Far from it. Before the end of the year, Warren gave her full endorsement to adding four new justices to counter what she sees as a GOP hijacking of the court:
To restore balance and integrity to a broken institution, Congress must expand the Supreme Court by four or more seats.
Some oppose the idea of court expansion. They have argued that expansion is “court-packing,” that it would start a never-ending cycle of adding justices to the bench, and that it would undermine the court’s integrity.
They are wrong. And their concerns do not reflect the gravity of the Republican hijacking of the Supreme Court.

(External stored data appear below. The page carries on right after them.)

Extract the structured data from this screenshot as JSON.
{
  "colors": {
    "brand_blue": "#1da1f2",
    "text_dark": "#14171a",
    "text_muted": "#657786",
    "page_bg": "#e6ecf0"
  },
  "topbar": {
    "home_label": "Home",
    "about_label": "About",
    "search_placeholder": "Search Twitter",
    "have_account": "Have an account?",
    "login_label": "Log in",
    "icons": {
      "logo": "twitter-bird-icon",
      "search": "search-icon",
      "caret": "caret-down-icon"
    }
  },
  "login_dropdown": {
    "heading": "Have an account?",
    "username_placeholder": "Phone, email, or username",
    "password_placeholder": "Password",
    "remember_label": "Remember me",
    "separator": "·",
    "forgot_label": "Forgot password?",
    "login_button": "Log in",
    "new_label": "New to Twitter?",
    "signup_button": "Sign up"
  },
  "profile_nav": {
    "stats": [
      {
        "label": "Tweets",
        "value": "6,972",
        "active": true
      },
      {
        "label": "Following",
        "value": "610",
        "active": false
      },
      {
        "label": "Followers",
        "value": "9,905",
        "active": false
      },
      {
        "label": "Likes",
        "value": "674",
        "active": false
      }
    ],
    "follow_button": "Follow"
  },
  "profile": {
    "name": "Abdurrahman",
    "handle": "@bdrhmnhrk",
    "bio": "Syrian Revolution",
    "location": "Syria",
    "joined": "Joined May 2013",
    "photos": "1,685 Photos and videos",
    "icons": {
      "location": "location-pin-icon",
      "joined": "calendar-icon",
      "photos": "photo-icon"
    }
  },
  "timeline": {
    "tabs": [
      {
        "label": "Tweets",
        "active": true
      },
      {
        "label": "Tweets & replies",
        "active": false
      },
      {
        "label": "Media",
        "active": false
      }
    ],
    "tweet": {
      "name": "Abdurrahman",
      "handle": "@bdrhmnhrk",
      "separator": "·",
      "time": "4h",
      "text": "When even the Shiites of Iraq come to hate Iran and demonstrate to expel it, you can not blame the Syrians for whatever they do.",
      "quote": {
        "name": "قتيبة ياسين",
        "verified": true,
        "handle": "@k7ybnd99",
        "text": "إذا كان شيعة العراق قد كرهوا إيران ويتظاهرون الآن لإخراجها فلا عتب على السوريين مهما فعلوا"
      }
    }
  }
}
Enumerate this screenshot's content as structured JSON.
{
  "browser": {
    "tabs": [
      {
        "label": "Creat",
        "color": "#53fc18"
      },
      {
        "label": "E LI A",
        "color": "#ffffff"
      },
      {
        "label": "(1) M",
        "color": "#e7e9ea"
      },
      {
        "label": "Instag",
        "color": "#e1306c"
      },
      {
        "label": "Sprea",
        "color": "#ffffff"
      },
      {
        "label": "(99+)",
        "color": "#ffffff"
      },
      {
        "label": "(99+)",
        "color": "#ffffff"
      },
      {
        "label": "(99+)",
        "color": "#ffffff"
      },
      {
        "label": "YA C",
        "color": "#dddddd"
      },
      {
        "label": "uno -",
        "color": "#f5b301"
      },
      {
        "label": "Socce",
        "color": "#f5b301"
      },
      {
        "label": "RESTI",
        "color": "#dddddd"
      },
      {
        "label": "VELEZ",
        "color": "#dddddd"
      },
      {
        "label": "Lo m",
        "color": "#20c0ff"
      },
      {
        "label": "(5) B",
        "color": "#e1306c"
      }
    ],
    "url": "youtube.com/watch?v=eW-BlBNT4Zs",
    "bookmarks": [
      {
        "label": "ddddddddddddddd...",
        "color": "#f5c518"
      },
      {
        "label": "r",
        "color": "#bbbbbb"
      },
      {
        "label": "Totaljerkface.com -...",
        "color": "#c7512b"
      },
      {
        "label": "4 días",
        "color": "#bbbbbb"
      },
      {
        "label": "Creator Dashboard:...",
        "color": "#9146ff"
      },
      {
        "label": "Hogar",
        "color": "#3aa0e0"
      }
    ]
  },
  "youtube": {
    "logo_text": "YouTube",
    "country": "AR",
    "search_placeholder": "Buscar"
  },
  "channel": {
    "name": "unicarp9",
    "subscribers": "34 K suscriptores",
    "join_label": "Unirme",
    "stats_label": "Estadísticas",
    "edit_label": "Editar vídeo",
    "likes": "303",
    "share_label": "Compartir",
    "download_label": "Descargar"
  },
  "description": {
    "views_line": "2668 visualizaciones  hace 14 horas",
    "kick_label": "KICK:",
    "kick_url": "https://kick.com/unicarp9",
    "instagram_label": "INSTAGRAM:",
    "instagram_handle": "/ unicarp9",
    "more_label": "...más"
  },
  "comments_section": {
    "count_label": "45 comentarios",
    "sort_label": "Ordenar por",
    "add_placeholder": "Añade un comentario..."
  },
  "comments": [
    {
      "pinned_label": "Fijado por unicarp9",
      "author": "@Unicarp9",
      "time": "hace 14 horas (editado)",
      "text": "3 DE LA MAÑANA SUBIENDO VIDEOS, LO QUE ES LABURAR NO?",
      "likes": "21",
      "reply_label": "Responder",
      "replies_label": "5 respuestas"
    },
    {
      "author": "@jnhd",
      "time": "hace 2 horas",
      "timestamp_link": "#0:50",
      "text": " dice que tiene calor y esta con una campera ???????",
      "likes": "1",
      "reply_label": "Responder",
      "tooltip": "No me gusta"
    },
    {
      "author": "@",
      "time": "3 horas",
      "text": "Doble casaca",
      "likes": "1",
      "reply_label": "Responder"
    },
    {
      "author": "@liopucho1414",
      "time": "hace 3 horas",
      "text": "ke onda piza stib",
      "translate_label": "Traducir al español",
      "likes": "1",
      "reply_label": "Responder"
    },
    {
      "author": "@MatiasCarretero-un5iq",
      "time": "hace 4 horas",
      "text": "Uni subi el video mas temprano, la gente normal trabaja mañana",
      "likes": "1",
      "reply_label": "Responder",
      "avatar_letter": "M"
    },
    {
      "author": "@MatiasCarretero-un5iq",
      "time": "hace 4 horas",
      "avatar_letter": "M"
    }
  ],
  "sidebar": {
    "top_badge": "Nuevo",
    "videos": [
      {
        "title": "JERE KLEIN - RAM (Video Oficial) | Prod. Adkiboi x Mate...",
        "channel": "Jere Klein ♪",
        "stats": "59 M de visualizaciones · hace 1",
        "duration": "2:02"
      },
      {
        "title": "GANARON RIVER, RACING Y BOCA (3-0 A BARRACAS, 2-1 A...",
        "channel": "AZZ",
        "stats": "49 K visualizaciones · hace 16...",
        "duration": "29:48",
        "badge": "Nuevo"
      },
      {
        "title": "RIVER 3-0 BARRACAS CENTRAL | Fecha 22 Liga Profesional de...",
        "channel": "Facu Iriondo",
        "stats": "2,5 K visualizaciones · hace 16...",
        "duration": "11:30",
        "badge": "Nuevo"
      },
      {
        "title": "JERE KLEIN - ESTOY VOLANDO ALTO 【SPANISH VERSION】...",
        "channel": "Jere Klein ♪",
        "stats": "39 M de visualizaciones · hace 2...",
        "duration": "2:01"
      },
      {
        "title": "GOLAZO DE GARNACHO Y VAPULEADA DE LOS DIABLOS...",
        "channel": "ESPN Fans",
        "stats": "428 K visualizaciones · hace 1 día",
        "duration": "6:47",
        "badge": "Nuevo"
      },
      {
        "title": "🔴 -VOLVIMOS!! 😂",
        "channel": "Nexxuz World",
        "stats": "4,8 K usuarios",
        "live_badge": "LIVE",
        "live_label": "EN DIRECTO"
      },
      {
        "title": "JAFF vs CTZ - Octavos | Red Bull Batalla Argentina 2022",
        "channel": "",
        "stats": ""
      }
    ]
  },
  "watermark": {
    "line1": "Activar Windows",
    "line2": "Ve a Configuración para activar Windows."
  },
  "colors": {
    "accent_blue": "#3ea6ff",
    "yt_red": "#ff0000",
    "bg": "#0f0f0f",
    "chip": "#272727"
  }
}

“Balance and integrity” are nice sounding words. But the reality, as Charles Cooke wrote, is Warren is interested only in advancing her own partisan goals:
Why “four or more”? Because Elizabeth Warren likes three of the current justices and dislikes six of the current justices (one of whom has been there for more than thirty years; two of whom have been there for more than 15 years), and because adding four or more new justices would ensure that the people she likes would have a majority.
That’s it. That’s the case.
There are worse cases (probably) for an expanded Supreme Court membership. The bottom line is Congress has, and could if it wanted to, expand or reduce the number of justices, and it would all be completely constitutional. The nine member court we have is not set in constitutional stone.
But would it be right for it to do so? That’s a political question. And as Sen. Warren has framed her views, it’s 100 percent Team Blue politics driving her desire for new justices. Not balance. Not integrity. Raw politics. And that’s a terrible reason to expand the court.